Number Of Death Penalties Passed In 2018 By Lower Courts Highest In Two Decades: Report
The Logical Indian Crew India
February 8th, 2019 / 6:45 PM
The death penalty passed by lower courts has increased significantly in 2018, reported The Times Of India. The death penalty is often demanded on the heels of crimes that jolt the public, prime examples being the Unnao and Kathua rape cases last year. The Prime Minister during his Independence Day speech has mentioned that the number of capital punishment awarded to rapists had shot up. According to “The Death Penalty in India: Annual Statistics 2018”, a report published by Project 39A at National Law University, Delhi state that in 2018, trial courts gave 162 death sentences, which is the highest in nearly two decades. The Supreme Court, however, reduced 11 of the 12 death sentence cases questioning the lower courts’administration of the penalty.
Madhya Pradesh scored the highest
Among the states, Madhya Pradesh awarded the most death sentences. The figure shot up to 22 in 2018 from 6 in 2017. One primary reason behind the bumped up figure is the 2018 amendments to the Indian Penal Code (IPC), which introduced the death penalty for child rape. The state has also come up with a point system to reward prosecutors who enable quick convictions. The point system is 1,000 points for the death penalty, 500 for life imprisonment and 100-200 points for maximum punishment at lower courts.
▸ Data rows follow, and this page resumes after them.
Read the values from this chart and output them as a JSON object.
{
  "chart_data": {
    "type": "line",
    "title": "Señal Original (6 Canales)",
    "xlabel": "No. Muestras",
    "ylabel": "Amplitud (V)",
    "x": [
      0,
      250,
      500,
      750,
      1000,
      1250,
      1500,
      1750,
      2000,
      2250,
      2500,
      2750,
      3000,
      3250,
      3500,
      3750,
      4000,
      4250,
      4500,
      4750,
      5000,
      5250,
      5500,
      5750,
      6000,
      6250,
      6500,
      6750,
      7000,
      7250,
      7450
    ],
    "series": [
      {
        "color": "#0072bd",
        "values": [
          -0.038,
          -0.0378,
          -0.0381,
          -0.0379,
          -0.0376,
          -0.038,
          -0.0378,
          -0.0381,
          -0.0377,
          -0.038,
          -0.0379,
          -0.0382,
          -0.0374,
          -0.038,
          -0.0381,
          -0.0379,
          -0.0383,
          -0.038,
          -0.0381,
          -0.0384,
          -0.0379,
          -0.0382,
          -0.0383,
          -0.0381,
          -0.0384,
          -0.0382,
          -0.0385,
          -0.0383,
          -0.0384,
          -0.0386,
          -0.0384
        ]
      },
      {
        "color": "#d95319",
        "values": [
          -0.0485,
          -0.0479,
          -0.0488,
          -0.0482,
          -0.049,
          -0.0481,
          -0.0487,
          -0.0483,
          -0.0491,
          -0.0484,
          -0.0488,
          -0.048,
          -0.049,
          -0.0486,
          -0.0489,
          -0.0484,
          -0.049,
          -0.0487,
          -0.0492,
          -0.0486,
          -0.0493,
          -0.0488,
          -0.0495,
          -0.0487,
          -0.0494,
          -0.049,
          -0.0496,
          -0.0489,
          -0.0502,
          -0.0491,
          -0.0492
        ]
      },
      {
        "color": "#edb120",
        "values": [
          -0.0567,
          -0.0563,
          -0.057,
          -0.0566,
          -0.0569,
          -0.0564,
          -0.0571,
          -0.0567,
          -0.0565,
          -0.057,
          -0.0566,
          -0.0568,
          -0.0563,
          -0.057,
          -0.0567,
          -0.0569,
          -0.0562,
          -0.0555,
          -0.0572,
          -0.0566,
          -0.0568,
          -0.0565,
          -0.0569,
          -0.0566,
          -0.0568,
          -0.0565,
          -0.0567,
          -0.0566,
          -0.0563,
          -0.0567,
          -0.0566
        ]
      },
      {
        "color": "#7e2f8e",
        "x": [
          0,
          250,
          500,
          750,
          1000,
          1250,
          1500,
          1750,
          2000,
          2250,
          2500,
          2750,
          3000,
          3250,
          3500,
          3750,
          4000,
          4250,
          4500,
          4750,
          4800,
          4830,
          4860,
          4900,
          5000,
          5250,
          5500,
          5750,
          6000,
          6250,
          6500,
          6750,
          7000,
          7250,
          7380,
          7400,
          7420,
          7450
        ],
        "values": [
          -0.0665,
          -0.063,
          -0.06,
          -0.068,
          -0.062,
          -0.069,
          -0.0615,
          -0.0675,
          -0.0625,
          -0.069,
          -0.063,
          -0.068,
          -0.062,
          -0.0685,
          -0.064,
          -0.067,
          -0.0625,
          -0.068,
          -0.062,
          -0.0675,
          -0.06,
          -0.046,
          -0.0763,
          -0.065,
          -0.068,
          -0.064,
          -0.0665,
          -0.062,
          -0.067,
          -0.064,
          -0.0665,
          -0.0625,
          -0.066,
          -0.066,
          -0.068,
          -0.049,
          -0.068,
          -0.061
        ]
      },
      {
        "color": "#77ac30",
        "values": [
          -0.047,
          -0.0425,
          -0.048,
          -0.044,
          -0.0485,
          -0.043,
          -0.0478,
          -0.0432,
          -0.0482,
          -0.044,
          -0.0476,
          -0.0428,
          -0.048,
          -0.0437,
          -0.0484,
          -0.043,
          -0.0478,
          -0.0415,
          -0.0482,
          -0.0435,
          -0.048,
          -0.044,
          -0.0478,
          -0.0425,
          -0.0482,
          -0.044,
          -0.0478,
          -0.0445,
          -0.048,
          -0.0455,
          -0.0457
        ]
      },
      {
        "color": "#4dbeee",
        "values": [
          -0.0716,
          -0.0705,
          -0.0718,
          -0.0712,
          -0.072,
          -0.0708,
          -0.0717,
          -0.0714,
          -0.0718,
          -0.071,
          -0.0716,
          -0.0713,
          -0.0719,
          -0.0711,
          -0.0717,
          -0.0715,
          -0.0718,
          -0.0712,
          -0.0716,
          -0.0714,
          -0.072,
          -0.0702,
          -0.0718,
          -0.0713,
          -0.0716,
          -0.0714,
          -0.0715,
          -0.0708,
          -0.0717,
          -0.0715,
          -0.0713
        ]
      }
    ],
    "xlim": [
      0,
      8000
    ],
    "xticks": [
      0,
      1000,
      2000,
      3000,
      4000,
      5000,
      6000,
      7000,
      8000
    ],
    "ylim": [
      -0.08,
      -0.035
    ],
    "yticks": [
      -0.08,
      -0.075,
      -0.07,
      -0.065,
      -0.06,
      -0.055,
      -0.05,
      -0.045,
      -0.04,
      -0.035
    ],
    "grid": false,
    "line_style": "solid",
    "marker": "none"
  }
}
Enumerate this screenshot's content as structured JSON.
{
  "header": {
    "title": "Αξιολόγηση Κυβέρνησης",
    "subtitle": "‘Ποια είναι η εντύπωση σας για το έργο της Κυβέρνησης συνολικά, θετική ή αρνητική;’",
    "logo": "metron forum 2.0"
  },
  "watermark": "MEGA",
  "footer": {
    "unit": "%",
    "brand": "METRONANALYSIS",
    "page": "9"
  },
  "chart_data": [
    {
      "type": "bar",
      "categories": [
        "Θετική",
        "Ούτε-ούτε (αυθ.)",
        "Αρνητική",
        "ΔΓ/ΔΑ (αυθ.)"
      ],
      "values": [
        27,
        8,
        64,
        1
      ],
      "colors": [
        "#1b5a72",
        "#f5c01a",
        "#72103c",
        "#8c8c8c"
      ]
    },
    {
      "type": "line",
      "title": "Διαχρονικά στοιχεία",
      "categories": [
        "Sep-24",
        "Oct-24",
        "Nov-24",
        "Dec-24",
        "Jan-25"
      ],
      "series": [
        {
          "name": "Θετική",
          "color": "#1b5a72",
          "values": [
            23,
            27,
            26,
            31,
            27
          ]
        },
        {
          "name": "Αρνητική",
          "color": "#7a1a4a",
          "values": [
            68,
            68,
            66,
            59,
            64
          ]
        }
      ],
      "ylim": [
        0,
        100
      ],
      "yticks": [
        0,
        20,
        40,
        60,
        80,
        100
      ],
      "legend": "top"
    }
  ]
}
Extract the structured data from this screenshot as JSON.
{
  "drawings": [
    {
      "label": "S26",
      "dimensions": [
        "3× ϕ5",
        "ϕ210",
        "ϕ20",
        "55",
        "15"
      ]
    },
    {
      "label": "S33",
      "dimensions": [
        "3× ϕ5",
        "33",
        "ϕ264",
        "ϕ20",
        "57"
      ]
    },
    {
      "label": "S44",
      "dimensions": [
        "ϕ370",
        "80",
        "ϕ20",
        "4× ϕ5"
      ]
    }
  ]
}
They even have titles likes ‘‘best prosecutor of the month’’ and “ pride of prosecution” for prosecutors who have collected more than 2,000 points.
Aspects to be considered before imposing death penalty
According to the Supreme Court, before imposing a death penalty on a person, several aspects have to be scrutinised such as person’s social and economic circumstances, age, time spent in prison, the likelihood of reformation, and past history. However, Maitreyi Misra of the Centre on the Death Penalty, National Law University, Delhi said that all levels of the judiciary have struggled to apply these principles in a uniform manner.
For the year 2016, The Death Penalty India Report found that between 2000 and 2015, less than 5% of death sentences were held by the apex court. In 2018, high courts commuted 55 death sentences, among which 24 involved sexual offences. Justice Kurian Joseph before retiring wrote a dissenting opinion calling for the abolition of the punishment.
The Logical Indian Take
While 160 countries have abolished death sentence in law or practice, 98 have abolished it altogether. A move in the direction of capital punishment when world is moving against it is not a good sign and goes against the idea of reformative justice. It is logical to embrace the international trend of a complete abolition of capital punishment in all the cases. A life sentence would be good enough.